Morte de reféns ocidentais reacende debate sobre drones

Cláudia Trevisan

24 de abril de 2015 | 10h14

O líder da Al Qaeda, Ayman al-Zawahiri, já foi alvo de dois ataques fracassados de drones americanos, ambos em 2006. Nenhum deles o matou, mas 76 crianças e 26 adultos perderam suas vidas nas operações, segundo levantamento da entidade de defesa de direitos humanos Reprieve, sediada em Londres.

É impossível saber o número preciso de vítimas civis em razão do segredo que encobre as operações no Paquistão e Iemên. Com base em reportagens e dados públicos divulgados nos últimos dez anos, a entidade identificou ataques a 41 alvos perseguidos pelos EUA e concluiu que 1.147 pessoas morreram nas tentativas de atingi-los.

Nem sempre as ações resultaram na morte dos militantes, muitos dos quais foram objeto de múltiplos ataques. Operados por controle remoto a partir dos Estados Unidos, os drones começaram a ser usados no combate ao terrorismo em 2004. Mas foi no governo Barack Obama que eles passaram a ocupar um lugar central na estratégia de defesa americana. O Reprieve estima que pelo menos 500 ataques disparados à distância foram realizados desde a chegada do democrata ao poder, há seis anos.

A administração americana sustenta que os drones são o mais adequado instrumento para combater insurgentes em regiões perigosas e de difícil acesso do Paquistão, Iêmen e Afeganistão. O governo afirma ainda que a união da tecnologia aos dados coletados pelos serviços de inteligência permite que os ataques sejam precisos, o que reduziria a possibilidade de vítimas civis.

A revelação de que o americano Warren Weinstein e o italiano Giovanni Lo Porto morreram em uma ação antiterrorista dos EUA em janeiro abalou essa premissa ontem e reacendeu o debate sobre o uso de drones. Obama afirmou que a ação foi guiada por inteligência obtida em “centenas de horas” de vigilância, que não foi capaz de detectar a presença dos reféns no local.

Em 2013, a Anistia Internacional afirmou que os responsáveis pela morte de civis em alguns dos ataques com drones deveriam ser processados sob acusação de crimes de guerra.
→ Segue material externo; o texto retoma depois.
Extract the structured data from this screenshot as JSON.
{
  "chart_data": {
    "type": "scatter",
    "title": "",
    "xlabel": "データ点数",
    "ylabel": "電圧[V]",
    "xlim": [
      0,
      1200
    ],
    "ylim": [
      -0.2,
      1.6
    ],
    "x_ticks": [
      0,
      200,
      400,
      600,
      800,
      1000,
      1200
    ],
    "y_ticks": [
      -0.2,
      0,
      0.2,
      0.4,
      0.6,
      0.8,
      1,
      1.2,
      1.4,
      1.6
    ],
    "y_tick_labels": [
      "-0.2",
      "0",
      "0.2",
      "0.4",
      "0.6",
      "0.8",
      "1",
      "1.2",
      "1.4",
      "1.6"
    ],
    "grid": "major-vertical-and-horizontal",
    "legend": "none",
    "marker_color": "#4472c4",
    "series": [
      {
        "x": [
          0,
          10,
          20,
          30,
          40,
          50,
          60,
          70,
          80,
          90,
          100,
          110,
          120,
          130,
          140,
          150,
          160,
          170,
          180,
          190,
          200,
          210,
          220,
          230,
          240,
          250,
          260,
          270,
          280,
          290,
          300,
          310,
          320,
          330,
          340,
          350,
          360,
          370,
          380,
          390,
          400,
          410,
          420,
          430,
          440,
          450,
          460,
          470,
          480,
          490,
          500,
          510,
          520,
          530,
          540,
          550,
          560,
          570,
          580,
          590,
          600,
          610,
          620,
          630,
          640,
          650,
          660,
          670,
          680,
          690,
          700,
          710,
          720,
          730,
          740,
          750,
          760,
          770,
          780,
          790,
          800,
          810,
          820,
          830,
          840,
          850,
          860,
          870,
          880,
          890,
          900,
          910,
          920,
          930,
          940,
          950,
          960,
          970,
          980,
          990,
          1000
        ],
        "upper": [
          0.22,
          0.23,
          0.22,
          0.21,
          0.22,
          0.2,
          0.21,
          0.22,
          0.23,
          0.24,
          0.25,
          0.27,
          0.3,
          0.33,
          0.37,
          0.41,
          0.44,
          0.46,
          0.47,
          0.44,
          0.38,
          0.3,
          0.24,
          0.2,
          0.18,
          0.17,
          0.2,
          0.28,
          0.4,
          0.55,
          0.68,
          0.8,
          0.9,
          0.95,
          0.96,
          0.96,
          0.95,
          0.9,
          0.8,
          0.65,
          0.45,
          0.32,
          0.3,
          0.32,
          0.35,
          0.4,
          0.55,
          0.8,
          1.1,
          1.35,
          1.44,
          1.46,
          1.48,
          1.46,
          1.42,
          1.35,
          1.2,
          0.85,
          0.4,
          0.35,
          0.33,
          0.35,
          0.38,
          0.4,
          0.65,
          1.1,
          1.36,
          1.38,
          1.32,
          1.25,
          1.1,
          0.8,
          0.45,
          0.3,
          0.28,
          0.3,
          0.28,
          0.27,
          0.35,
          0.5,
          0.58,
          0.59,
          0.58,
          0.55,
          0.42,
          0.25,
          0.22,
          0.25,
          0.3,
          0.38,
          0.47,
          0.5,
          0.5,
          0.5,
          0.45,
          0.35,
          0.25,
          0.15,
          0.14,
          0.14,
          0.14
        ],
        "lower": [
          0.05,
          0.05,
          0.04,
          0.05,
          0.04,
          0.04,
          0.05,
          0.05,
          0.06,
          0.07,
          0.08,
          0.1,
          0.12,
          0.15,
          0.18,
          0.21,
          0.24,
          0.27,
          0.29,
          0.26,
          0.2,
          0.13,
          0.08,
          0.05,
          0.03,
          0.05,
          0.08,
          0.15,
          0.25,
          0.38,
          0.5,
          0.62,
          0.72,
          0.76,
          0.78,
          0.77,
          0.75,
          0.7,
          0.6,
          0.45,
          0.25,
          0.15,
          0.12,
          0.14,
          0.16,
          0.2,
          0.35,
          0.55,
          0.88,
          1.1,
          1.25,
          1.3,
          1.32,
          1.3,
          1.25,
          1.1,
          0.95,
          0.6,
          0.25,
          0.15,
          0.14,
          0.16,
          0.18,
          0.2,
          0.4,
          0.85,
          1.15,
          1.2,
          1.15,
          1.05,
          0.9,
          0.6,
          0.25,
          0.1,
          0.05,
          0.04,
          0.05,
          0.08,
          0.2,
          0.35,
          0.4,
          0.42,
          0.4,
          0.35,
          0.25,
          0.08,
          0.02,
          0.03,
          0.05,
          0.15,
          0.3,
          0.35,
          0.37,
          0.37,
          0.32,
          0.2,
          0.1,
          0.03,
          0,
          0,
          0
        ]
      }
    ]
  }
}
A entidade documentou vários casos com imagens de satélite e entrevistas, entre os quais o que resultou na morte de 17 trabalhadores no Paquistão em 2012.

“O governo dos Estados Unidos nunca revelou o número de pessoas mortas em ataques com drones. A administração sustenta que os ataques são precisos e que poucos civis foram mortos, mas nunca provou isso com evidências e dados específicos que possamos avaliar”, disse Naureen Shah, diretora do programa de Segurança e Direitos Humanos da Anistia Internacional.

O reconhecimento das mortes de Weinstein e Lo Porto foi uma das raras ocasiões em que Washington levantou o segredo que envolve os ataques com drones no Paquistão e no Iêmen e forneceu alguns poucos detalhes sobre as operações. Entidade de defesa dos direitos humanos criticaram Obama por admitir a morte acidental dos ocidentais e se recursar a reconhecer as centenas de vítimas civis dos drones que atingem moradores do Paquistão, Iêmen e Somália.

Na entrevista coletiva diária do porta-voz da Casa Branca, Josh Earnest, ficou evidente que os mísseis nem sempre são disparados com o grau de precisão propagado pela Casa Branca. A CIA desconhecia a identidade das pessoas que estavam no complexo da Al Qaeda atingido na operação. Só nos dias seguintes à sua realização ficou claro que havia seis e não quatro indivíduos no lugar e que dois deles eram reféns ocidentais.

Outro problema para Obama foi a morte de dois americanos integrantes da Al Qaeda neste e em outro ataque realizado também em janeiro. As regras que regem o uso de drones determina que a determinação para que cidadãos do país sejam mortos só pode ser dada depois de revisão do seu caso pelo Departamento de Justiça –em uma tentativa de dar um verniz de “devido processo legal” a uma execução extrajudicial. Em nenhum dos dois casos isso foi realizado.